- Born: 18 July 1910 Chicago, Illinois, US
- Died: 28 June 1996 (aged 85) St. Louis, Missouri, US
- Education: Northwestern University; University of Chicago;
- Known for: Lowry protein assay Silent Subliminal presentation system
- Spouse(s): Norma Van Ness Lowry, Adrienne Clark Kennedy Lowry
- Children: 5
- Awards: American Academy of Arts and Sciences (1957) Midwest Award, American Chemical Society (1962); Merit Award of Northwestern University (1963); John Scott Award (1963); National Academy of Sciences (1964); Borden Award, Association of American Medical Colleges (1966);
- Scientific career
- Fields: Biochemistry
- Workplaces: Washington University in St. Louis
- Thesis: A micro method for blood acetone bodies involving only one distillation and its application in studies on rats (1937)
- Doctoral advisor: Fred Conrad Koch

= Oliver H. Lowry =

American biochemist

Oliver Howe Lowry (July 18, 1910 – June 29, 1996) was an American biochemist. He devised the Lowry protein assay, the subject of the most-cited scientific paper in history.

==Biography==

Lowry was the youngest of a family of five children. His father was a teacher and later an administrator in the Chicago public school system. His three brothers and sister all earned graduate degrees in various fields, and Lowry was inspired to emulate his siblings. He attended Northwestern University in Evanston, Illinois, for his undergraduate studies, having intended to major in chemical engineering. However, upon the advice of a fellow student, he ended up shifting his focus towards biochemistry. After graduating from Northwestern in 1932, he enrolled at the University of Chicago, where he sought to study "physiological chemistry". During his second year, a dean of the university offered Lowry admission to the university's MD-PhD program, which he accepted and from which he graduated in 1937. Despite that he earned a medical degree, Lowry never practiced medicine.

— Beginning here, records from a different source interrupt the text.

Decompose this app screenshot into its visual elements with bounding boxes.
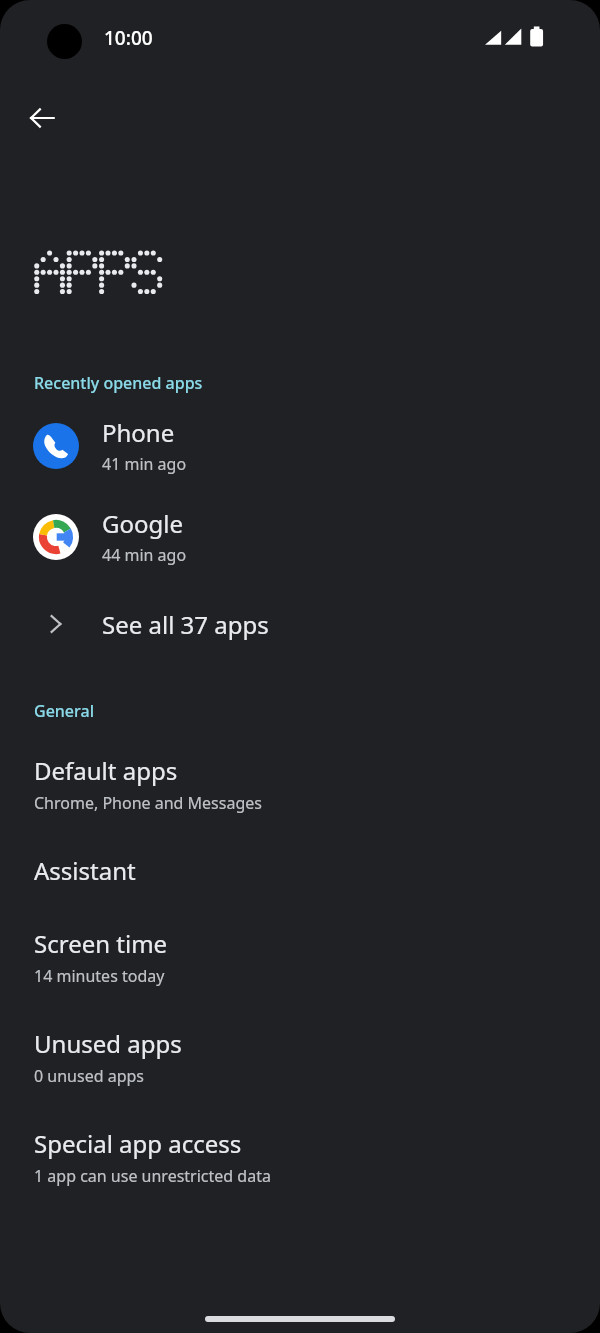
staticText: 44 min ago (102, 544, 187, 566)
staticText: Recently opened apps (34, 372, 203, 394)
button[interactable]: Unused apps (0, 1025, 600, 1089)
button[interactable]: Google (0, 503, 600, 570)
button[interactable]: Back (18, 94, 66, 142)
staticText: 41 min ago (102, 453, 187, 475)
staticText: Screen time (34, 927, 168, 960)
staticText: See all 37 apps (102, 608, 269, 641)
staticText: Assistant (34, 854, 136, 887)
button[interactable]: Screen time (0, 925, 600, 989)
staticText: Default apps (34, 754, 178, 787)
staticText: 0 unused apps (34, 1065, 144, 1087)
button[interactable]: Default apps (0, 752, 600, 816)
staticText: Chrome, Phone and Messages (34, 792, 262, 814)
staticText: 1 app can use unrestricted data (34, 1165, 271, 1187)
button[interactable]: Assistant (0, 852, 600, 889)
staticText: Google (102, 507, 183, 540)
staticText: 14 minutes today (34, 965, 165, 987)
staticText: Unused apps (34, 1027, 182, 1060)
staticText: General (34, 700, 94, 722)
button[interactable]: Special app access (0, 1125, 600, 1189)
button[interactable]: Phone (0, 412, 600, 479)
staticText: Phone (102, 416, 175, 449)
button[interactable]: See all 37 apps (0, 592, 600, 656)
staticText: Special app access (34, 1127, 242, 1160)
staticText: 10:00 (104, 25, 153, 51)
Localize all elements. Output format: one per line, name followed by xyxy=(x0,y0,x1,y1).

After graduating from the University of Chicago with his two doctoral degrees, Lowry failed in his attempt to secure a postdoctoral fellowship. He left Chicago to work at Harvard University under A. Baird Hastings. During Lowry's time at Harvard, Hastings was able to arrange for Lowry to work for five months at the Carlsberg Laboratory in Copenhagen, Denmark, where he worked with Kaj Ulrik Linderstrøm-Lang. By 1942, Otto Bessey persuaded his friend Lowry to join him at the newly established Public Health Research Institute in New York City, where Lowry would work until 1947.

In 1947, Washington University in St. Louis invited Lowry to head its Department of Pharmacology despite the fact that Lowry had never taken a course in pharmacology and his research was only tangentially related to that field. Nevertheless, Lowry served as the department head for the next twenty-nine years. He also served as dean of the Washington University School of Medicine from 1955 to 1958. He was eventually succeeded as department head by Philip Needleman, but Lowry continued to work at Washington University for many years after becoming a Distinguished Professor Emeritus of Molecular Biology and Pharmacology. Lowry was elected to the American Academy of Arts and Sciences in 1957 and to the National Academy of Sciences in 1964. He died of Alzheimer's disease, at the age of 85, on June 29, 1996.

== Scientific impact ==
Among all his numerous contributions to biochemistry, Lowry is best known for his development of the Lowry protein assay, used in the determination of protein concentrations. As of October 2025, his 1951 paper in the Journal of Biological Chemistry describing the protein assay was still the most-highly cited paper in history, with more than 355,000 citations, although Lowry stated it was not the most important paper he had ever written.